Opinion
No. COA00-644
Filed 20 February 2001
Appeal by defendant from judgments entered 24 September 1999 by Judge Victoria L. Roemer in Forsyth County District Court. Heard in the Court of Appeals 5 February 2001.
Attorney General Michael F. Easley, by Associate Attorney General Christopher W. Brooks, for the State.
Lawrence J. Fine for defendant-appellant.
**NOT FINAL**
Defendant appeals the Forsyth County District Court's 24 September 1999 judgments revoking his probation and activating his previously suspended sentences of ten consecutive ten-month minimum and twelve-month maximum terms of imprisonment. We conclude defendant's appeal must be dismissed.

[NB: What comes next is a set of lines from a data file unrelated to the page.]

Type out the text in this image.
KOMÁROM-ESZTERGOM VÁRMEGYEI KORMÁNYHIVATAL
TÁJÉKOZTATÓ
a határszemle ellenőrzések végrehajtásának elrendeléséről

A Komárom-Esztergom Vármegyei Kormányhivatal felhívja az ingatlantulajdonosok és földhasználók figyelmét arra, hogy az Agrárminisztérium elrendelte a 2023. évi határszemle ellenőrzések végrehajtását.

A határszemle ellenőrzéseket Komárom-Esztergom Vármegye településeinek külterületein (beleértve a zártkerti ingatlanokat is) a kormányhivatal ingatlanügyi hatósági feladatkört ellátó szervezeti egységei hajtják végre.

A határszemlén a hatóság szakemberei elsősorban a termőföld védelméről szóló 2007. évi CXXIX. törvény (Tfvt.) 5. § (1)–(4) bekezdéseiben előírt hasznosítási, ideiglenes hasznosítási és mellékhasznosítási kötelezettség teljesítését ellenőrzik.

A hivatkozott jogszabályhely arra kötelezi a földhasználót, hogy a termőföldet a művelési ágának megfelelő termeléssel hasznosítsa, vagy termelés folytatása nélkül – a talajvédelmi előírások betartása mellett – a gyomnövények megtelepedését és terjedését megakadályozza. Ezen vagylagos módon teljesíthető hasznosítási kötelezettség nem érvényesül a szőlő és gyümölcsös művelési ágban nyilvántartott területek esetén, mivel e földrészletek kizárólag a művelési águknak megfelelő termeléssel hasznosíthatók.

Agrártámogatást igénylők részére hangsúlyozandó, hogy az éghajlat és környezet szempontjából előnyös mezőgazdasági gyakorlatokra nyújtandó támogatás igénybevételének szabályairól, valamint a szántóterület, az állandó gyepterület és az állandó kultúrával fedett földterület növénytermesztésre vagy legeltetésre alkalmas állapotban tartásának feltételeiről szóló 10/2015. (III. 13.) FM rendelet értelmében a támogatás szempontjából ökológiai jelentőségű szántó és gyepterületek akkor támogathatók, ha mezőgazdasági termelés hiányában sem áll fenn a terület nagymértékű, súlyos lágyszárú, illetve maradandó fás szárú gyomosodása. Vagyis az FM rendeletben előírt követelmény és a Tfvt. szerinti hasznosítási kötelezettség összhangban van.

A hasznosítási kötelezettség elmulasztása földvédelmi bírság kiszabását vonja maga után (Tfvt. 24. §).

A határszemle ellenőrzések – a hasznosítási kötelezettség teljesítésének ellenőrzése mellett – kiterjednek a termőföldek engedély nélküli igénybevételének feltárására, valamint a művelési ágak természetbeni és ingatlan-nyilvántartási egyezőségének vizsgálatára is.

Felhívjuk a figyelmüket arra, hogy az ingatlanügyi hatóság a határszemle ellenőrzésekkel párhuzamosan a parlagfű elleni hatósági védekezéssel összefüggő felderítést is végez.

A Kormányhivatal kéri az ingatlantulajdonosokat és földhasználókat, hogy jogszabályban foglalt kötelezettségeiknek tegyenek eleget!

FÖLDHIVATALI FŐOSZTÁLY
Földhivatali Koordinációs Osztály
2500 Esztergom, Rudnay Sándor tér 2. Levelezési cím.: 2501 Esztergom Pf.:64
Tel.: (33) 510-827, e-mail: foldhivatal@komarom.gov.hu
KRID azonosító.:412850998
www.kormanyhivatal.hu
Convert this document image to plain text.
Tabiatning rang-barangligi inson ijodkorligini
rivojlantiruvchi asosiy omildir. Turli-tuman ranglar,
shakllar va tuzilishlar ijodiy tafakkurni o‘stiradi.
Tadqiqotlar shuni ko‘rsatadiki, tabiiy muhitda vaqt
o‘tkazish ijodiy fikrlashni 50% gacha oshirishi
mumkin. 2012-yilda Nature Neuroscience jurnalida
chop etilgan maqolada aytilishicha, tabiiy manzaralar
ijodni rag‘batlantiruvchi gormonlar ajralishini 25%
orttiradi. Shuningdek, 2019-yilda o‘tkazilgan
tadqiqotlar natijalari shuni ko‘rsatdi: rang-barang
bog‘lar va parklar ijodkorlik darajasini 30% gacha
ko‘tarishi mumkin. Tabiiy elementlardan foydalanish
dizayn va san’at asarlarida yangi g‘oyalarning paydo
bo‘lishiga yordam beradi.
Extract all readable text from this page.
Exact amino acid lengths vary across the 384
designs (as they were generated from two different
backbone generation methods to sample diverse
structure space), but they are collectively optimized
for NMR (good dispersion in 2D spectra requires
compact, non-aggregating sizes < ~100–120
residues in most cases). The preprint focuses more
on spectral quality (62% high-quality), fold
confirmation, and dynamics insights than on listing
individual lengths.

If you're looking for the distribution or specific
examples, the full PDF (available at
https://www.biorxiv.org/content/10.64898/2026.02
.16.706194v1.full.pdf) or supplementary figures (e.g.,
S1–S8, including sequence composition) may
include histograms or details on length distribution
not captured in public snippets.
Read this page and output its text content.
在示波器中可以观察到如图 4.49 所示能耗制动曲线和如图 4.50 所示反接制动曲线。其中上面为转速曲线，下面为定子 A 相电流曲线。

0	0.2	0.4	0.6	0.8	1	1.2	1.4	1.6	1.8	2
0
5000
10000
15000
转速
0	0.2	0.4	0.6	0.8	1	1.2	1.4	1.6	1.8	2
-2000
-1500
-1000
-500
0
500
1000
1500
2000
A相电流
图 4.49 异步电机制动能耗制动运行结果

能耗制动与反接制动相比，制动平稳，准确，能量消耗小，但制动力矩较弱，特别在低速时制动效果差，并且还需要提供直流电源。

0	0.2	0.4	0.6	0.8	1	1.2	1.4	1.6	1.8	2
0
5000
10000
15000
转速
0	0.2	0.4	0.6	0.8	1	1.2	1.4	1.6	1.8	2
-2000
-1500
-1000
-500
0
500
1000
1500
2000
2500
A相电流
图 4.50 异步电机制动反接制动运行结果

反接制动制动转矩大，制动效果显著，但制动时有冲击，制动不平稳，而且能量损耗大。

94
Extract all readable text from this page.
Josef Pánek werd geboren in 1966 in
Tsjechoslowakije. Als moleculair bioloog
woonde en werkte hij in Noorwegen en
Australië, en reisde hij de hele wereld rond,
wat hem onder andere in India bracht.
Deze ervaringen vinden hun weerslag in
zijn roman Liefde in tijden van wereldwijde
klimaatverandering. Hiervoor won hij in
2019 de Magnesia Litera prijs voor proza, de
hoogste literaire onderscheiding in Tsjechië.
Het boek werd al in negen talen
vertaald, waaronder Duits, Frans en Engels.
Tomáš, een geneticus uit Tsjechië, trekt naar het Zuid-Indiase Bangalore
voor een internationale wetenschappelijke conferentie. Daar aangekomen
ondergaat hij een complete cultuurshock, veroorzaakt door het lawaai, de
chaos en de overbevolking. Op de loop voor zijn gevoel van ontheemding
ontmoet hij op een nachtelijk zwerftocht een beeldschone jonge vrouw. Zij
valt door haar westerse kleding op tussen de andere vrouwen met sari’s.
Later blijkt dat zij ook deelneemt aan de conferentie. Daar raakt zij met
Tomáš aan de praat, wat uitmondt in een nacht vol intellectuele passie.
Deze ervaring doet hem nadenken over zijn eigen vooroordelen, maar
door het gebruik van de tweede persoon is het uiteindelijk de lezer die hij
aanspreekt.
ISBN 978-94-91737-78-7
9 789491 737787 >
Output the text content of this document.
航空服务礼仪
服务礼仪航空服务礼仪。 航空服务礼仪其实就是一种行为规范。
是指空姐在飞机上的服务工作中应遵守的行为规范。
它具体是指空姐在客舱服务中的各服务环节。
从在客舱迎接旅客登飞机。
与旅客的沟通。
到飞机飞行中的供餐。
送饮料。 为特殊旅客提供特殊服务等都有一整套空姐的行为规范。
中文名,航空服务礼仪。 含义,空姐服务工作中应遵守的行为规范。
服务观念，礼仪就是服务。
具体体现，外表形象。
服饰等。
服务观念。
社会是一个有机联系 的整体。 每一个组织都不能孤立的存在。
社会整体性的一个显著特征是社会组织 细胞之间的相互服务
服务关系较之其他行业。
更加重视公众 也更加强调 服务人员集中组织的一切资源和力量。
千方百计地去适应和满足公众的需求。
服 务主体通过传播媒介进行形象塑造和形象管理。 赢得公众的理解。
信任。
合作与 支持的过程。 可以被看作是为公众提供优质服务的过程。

Although the issue has not been raised by the parties, "we are obliged first to consider sua sponte whether defendant's appeal is properly before this Court." Russell v. State Farm Ins. Co., 136 N.C. App. 798, 800, 526 S.E.2d 494, 496 (2000) (citation omitted). The sole statute authorizing appeal of revocation of a probationary judgment by the district court, N.C.G.S. § 15A-1347 (1999), provides as follows:
When a district court judge, as a result of a finding of a violation of probation, activates a sentence or imposes special probation, the defendant may appeal to the superior court for a de novo revocation hearing.
(Emphasis added.) In addition, N.C.G.S. § 7A-271(b) (1999) provides in pertinent part that "[a]ppeals by the State or the defendant from the district court [in criminal actions] are to the superior court."
The indisputable purport of the foregoing statutes is that appeal to this Court under the circumstances sub judice would be proper only after activation of a suspended probationary sentence by the superior court upon de novo review following appeal of the revocation of said probationary sentence by the district court. See G.S. § 15A-1347; G.S. § 15A-347 7A-271(b); see also N.C.G.S. § 7A-26 (1999) (establishing appellate jurisdiction of Court of Appeals); N.C.G.S. § 7A-27 (1999) (delineating appeals of right from the trial court division).
In short, as in State v. Killian, 25 N.C. App. 224, 225, 212 S.E.2d 419, 420 (1975) ("constitutional and statutory structure of our General Court of Justice" directs that "appeals in criminal causes [from the district court] must go first to the superior court"), defendant's "appeal, ex mero motu, [must be] dismissed," id.; see also State v. Golden, 40 N.C. App. 37, 40, 251 S.E.2d 875, 877 (1979) ("[n]o appeal lies to Court [of Appeals] from an order or judgment entered in a criminal action in the District Court").
Appeal dismissed. Judges GREENE and WALKER concur.